In this edition of TMA Role Models we meet Evangeline Bonham, and interview her about her training. Evangeline is always polite, well-mannered and is a very competent martial artist. She is an active member of TMA and Black Belt Student.
At this time of year it is easy to consider quitting martial arts due to exams or other school pressures. So take a moment to meet our TMA Role Models. These students all continued to train in the martial arts throughout their school life and have achieved amazing things.
Name: Evangeline Bonham
Grade/Belt: KBK Black Belt (13 white tags)
Approx Date you Joined: 2012 ish
1. How did you learn about TMA?
I was invited to a ‘Bring a Friend’ session by Theo Gardiner, my brother was invited by Ollie Gardiner
2. Why did you choose to join TMA?
My first session I remember doing front kicks and jabs, and 7 year old me thought ‘Oh my gosh! I’m like a boxer now! I can do a jab!’ and I just enjoyed it so much, the instructors were so friendly and nice. Also I had a couple friends training there so I decided to join and do training with them.
3. How does your training help with school?
At TMA, I have learnt a lot of life lesson, one of them was to ignore distractions and just carry on. When we did shadow boxing or pad work, sometimes the higher grades would be doing these cool kicks and punches but we were taught to focus on our opponent, our focus pads and ignore any distractions. This has helped me a lot in school as it has taught me to concentrate and ignore people messing around near by.
4. How do you maintain School/Life Balance, has there ever been a time when school was threatening to get in the way of training and what was your though process behind your decision to keep training?

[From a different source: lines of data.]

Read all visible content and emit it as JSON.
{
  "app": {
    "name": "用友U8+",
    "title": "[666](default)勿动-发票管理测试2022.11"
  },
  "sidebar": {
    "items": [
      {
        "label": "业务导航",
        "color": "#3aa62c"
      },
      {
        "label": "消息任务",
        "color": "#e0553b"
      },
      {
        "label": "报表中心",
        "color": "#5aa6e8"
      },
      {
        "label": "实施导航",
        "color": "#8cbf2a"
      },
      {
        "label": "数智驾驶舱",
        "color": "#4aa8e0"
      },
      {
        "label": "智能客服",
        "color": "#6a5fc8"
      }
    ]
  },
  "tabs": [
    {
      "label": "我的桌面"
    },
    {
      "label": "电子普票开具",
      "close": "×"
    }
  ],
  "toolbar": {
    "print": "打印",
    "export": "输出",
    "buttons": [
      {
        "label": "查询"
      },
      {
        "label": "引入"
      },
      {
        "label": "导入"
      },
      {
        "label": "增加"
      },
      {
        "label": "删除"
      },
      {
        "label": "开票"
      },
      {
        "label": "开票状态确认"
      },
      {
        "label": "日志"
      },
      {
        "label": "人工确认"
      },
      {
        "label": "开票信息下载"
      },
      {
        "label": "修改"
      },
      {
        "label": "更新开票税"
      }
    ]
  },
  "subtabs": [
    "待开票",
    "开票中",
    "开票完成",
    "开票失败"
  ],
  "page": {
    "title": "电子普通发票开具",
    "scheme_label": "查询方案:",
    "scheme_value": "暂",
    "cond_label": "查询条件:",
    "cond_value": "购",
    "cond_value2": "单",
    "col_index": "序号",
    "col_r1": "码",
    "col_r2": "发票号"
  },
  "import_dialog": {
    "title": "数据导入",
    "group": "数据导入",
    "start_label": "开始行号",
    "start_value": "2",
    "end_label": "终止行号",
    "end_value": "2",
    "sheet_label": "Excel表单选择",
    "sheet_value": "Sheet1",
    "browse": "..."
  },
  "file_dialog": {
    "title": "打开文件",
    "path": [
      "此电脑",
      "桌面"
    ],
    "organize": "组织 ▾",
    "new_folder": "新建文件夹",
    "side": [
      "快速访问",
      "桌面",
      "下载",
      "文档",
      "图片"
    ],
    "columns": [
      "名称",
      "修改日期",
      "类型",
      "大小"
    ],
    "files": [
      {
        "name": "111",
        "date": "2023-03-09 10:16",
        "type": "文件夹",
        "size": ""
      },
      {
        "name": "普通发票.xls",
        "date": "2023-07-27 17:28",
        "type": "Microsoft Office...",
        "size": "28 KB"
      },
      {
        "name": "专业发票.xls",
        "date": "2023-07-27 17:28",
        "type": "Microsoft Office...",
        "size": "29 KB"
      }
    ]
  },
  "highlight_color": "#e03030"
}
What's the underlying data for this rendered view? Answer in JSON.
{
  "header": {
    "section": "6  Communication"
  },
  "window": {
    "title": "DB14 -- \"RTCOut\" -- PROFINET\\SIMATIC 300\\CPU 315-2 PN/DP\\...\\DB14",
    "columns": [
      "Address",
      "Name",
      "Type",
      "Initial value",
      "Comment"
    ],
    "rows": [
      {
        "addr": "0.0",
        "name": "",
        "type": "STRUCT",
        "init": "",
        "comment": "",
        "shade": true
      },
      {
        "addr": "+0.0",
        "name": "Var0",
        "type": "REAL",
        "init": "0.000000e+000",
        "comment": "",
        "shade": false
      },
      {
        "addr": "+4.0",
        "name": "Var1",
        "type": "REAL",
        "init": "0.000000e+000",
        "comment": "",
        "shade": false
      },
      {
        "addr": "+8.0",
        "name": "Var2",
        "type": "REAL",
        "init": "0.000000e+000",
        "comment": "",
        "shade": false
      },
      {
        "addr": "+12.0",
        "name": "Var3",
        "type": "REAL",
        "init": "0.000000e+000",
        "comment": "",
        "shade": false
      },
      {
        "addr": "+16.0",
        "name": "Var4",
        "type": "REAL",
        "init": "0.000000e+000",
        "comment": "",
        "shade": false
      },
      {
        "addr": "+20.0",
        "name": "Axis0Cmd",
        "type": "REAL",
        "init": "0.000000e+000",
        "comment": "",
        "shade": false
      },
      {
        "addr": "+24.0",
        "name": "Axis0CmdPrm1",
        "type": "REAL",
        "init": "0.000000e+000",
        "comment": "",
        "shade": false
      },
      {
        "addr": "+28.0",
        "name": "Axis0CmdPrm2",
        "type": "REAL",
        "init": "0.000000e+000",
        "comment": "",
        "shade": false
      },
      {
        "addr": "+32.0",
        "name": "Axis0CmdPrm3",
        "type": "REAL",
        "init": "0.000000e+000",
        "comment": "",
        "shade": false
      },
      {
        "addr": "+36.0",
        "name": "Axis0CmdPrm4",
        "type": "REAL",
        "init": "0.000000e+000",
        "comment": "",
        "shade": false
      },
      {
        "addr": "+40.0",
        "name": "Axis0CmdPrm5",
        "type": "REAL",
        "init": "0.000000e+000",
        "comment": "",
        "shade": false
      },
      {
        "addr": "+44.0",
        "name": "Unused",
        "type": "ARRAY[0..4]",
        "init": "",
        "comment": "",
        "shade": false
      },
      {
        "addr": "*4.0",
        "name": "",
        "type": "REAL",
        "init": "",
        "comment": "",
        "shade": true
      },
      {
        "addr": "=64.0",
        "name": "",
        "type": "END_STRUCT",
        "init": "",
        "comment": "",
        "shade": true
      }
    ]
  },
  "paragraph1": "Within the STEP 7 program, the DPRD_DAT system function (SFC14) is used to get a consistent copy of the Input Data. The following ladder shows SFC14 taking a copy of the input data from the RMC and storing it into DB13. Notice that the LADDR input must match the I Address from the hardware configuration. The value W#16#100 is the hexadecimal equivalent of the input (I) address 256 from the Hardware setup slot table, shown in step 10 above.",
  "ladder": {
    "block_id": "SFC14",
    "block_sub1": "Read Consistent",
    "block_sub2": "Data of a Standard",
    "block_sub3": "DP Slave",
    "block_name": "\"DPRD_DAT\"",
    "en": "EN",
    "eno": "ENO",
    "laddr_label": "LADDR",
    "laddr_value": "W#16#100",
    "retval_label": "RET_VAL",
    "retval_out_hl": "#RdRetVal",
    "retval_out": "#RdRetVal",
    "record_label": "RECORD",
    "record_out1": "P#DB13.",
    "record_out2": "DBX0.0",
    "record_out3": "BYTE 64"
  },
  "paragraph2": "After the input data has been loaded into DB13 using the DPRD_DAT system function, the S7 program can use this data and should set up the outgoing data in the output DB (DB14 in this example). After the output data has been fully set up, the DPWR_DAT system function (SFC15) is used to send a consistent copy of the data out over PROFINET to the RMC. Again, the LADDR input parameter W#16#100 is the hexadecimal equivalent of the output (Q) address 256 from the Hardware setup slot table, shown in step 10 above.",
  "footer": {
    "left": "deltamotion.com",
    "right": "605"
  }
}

There hasn’t really been anything severely in the way, the only thing I can think of is that once the time of my Brownies meetings changed and my training clashed with it. I really enjoyed Brownies at the time and I didn’t want to quit, but at the same time I didn’t want to leave TMA. So we looked at the time table and managed to find a different class I could attend and it turned out I had a friend training in that time as well, so it all worked out well and I didn’t have to quit anything.
5. Did you ever feel like quitting training?
Yes – The main reason I’ve wanted to quit is because of sparring. Sparring is probably one of my least favourite aspects of training. The escrima sticks, nun chucks and tonfas I find really fun mainly because it doesn’t involve much sparring. But each time I’d go to class 9 times out of 10 it wouldn’t be as bad as I was worried it would be.
6. Can you tell me 5 areas where training in the martial arts at TMA has improved your life?
a. Life skills
At TMA, I have gained a lot of good things, I’ve learned to never give up. I am awful at sparring, and I mean awful. Like run into the corner and hide awful, but all the instructors are always there giving me tips and trying to help me fight back. And now I can put this into everything. In a maths exam getting questions that I look at and say ‘Sorry but could you translate this into English please?’. But now I know that if I don’t give it a go I’m not going to go anywhere.
b. Wellbeing (Your mood, positivity)
After being at TMA I am less angry or annoyed because the physical exercise puts me in a better mood. And everybody there is so encouraging, even when you mess up rather than telling us how bad we did, they tell us how to improve.
Since joining TMA, I have gotten much stronger and my endurance levels have gotten much higher. I can run for longer and PE lessons aren’t too much of a struggle any more.
d. School Life
This is slightly more difficult to answer as I don’t really remember school without TMA, but between Year 3 and now Year 9, I concentrate a lot more in classes and I don’t really get stressed out over exams (That’ll probably change come GCSE’s, but for now it’s great!). When I am stressed I just remind myself that I can cool off in training and punch the stress out. I think that this has really helped me because I can focus on preparing for the exam more than focusing on whether or not I will fail.
e. Home life
I get on with my brother a lot better now. When we were younger, we got into a lot of fights and we argued a lot. But through TMA I have learned restraint and respect so I’m not so much of an annoying little sister anymore. And even when we do get into arguments, we are both better at just walking away rather than fighting.